The annual crop of portraits, usually of men in suits or uniform, is a staple of the academy show. Apart from the usual fare, Michael O'Dea has a very good portrait drawing of fellow artist Samuel Walsh, and Blaise Smith dispenses with convention by situating his sitter, Prof Patrick Lynch, in the lower right-hand corner of the composition. Incidentally, Smith also shows a fine study of one of the housing estates, in Waterford, that have proliferated throughout Ireland. There's an astute, small self portrait by Jenny Richardson, a quietly impressive study.

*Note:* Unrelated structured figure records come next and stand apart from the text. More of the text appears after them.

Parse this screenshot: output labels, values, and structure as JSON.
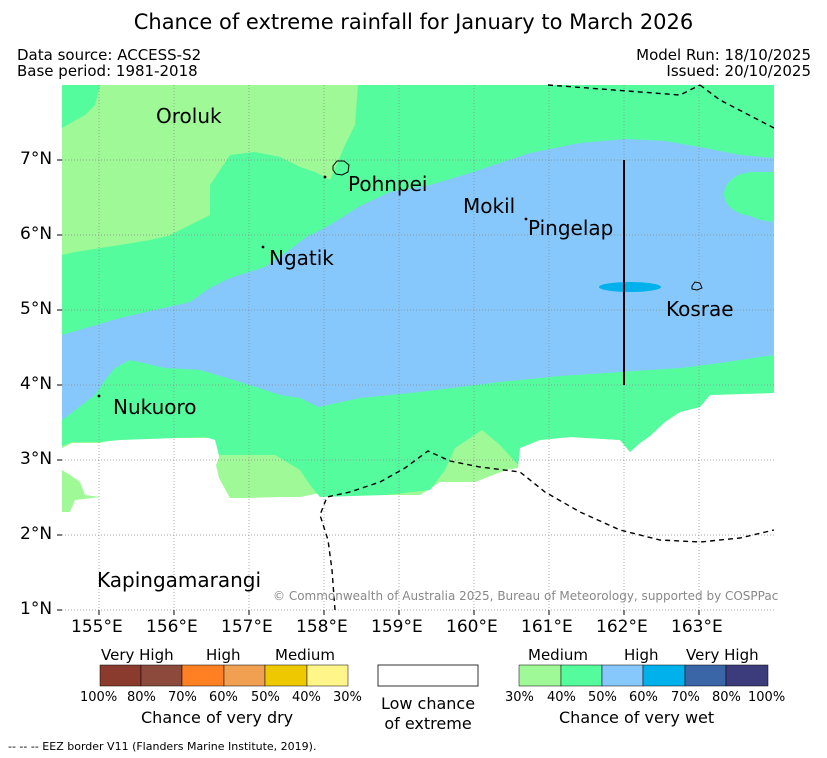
{
  "header": {
    "title": "Chance of extreme rainfall for January to March 2026",
    "data_source": "Data source: ACCESS-S2",
    "base_period": "Base period: 1981-2018",
    "model_run": "Model Run: 18/10/2025",
    "issued": "Issued: 20/10/2025"
  },
  "map": {
    "lat_ticks": [
      "7°N",
      "6°N",
      "5°N",
      "4°N",
      "3°N",
      "2°N",
      "1°N"
    ],
    "lon_ticks": [
      "155°E",
      "156°E",
      "157°E",
      "158°E",
      "159°E",
      "160°E",
      "161°E",
      "162°E",
      "163°E"
    ],
    "places": {
      "oroluk": "Oroluk",
      "pohnpei": "Pohnpei",
      "mokil": "Mokil",
      "pingelap": "Pingelap",
      "ngatik": "Ngatik",
      "kosrae": "Kosrae",
      "nukuoro": "Nukuoro",
      "kapingamarangi": "Kapingamarangi"
    },
    "copyright": "© Commonwealth of Australia 2025, Bureau of Meteorology, supported by COSPPac"
  },
  "legend": {
    "dry": {
      "categories": [
        "Very High",
        "High",
        "Medium"
      ],
      "percents": [
        "100%",
        "80%",
        "70%",
        "60%",
        "50%",
        "40%",
        "30%"
      ],
      "colors": [
        "#8b3a2e",
        "#8b4a3c",
        "#ff8022",
        "#f0a050",
        "#eec800",
        "#fff589"
      ],
      "caption": "Chance of very dry"
    },
    "low": {
      "caption_line1": "Low chance",
      "caption_line2": "of extreme"
    },
    "wet": {
      "categories": [
        "Medium",
        "High",
        "Very High"
      ],
      "percents": [
        "30%",
        "40%",
        "50%",
        "60%",
        "70%",
        "80%",
        "100%"
      ],
      "colors": [
        "#9ef996",
        "#55fc9e",
        "#86c8fb",
        "#00b1ec",
        "#3a66a8",
        "#3c3c7c"
      ],
      "caption": "Chance of very wet"
    }
  },
  "footnote": "-- -- -- EEZ border V11 (Flanders Marine Institute, 2019).",
  "colors": {
    "medium_wet": "#9ef996",
    "mid_wet": "#55fc9e",
    "high_wet": "#86c8fb",
    "higher_wet": "#00b1ec"
  }
}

One of the best figurative pieces at the RHA is Mark O'Kelly's untitled figure composition, a carefully neutral account of what might be a magazine illustration. His solo show, just ended at the Kevin Kavanagh Gallery, was an engaging display of cool representation, in which he explored a range of typical contemporary urban spaces and motifs, Nicholson Baker type settings like concourses, atriums, terraces. The paintings were nicely offhand, distanced and yet curiously involving, perhaps because we know these unremarked spaces so well. In his treatment O'Kelly played with technologies of photographic and print reproduction. There were also nice, unforced hints of narrative frameworks, as in Car, a high-angled view of a car with one door open.
PATRICIA Looby's Harvester at the Temple Bar Gallery is perhaps excessively methodical, carefully paced out, though still a very strong show, which includes paintings, installation and found objects.

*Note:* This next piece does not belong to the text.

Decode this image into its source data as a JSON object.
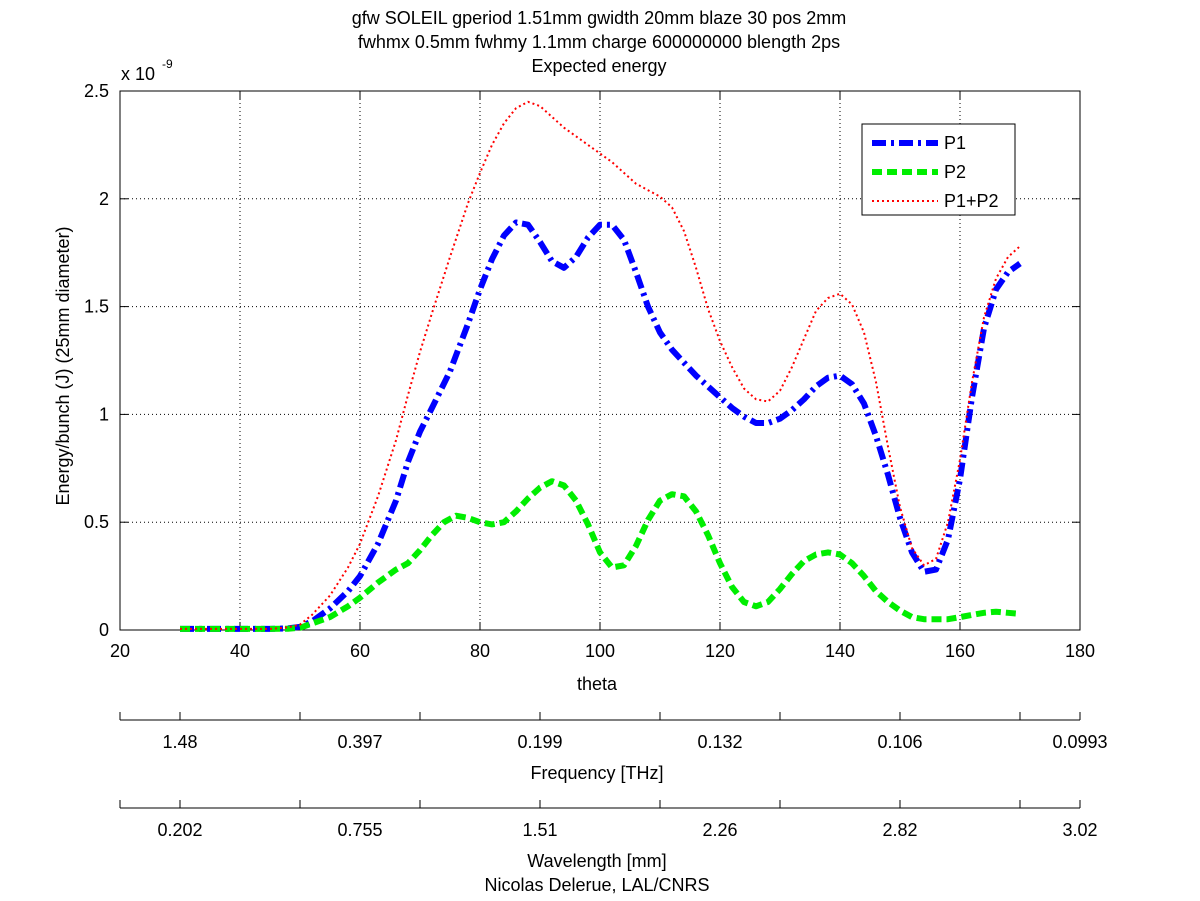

Cumulatively, you get the feeling that she has pursued every possible line of enquiry suggested by her material with patient exactitude. Which, all in all, takes from rather than adds to the overall effect, as though she were continually hammering home her point. There is a repetitious, over-argued quality to the pieces of work that make up the show, but at the same time they are, individually, beautifully and sensitively made, with, to use the term judiciously, great charm. The seed, singly or en masse, becomes for her a versatile symbol encompassing the cyclical, regenerative processes that characterise life, living and art.
Though this is billed as her first major solo show, she is clearly an artist of considerable strength and ability who we should see more of.
MONITOR, at the Gallery of Photography, is a collaborative venture by Anthony Haughey, Paul Nulty and John Drew. A terrific piece of photographic and video installation, it takes a cool look at the increasingly pervasive climate of environmental surveillance within which we live. The notion of the Panoptikon, the prison in which the prisoner is the object of comprehensive surveillance, is one of the dominant ideas in contemporary visual art, as well as an inspiration to prison designers, totalitarian rulers and, oddly enough, the authorities in liberal democracies.
Yet for the most part the fantasy of the omniscient, omnipotent observer remains pretty much that, a fantasy. The real horror of the CCTV footage of infant Jamie Bulger being led away by his killers is that all the surveillance in the world doesn't stop things from happening. When it comes to technology, it can be difficult to sort the facts from the hype, but generally the hype seems to win out. This show reaches into these areas provocatively and inventively. A bank of images, portraits of the watchers watched, the various police and security operatives who direct and observe the monitors, make up one of its most compelling elements.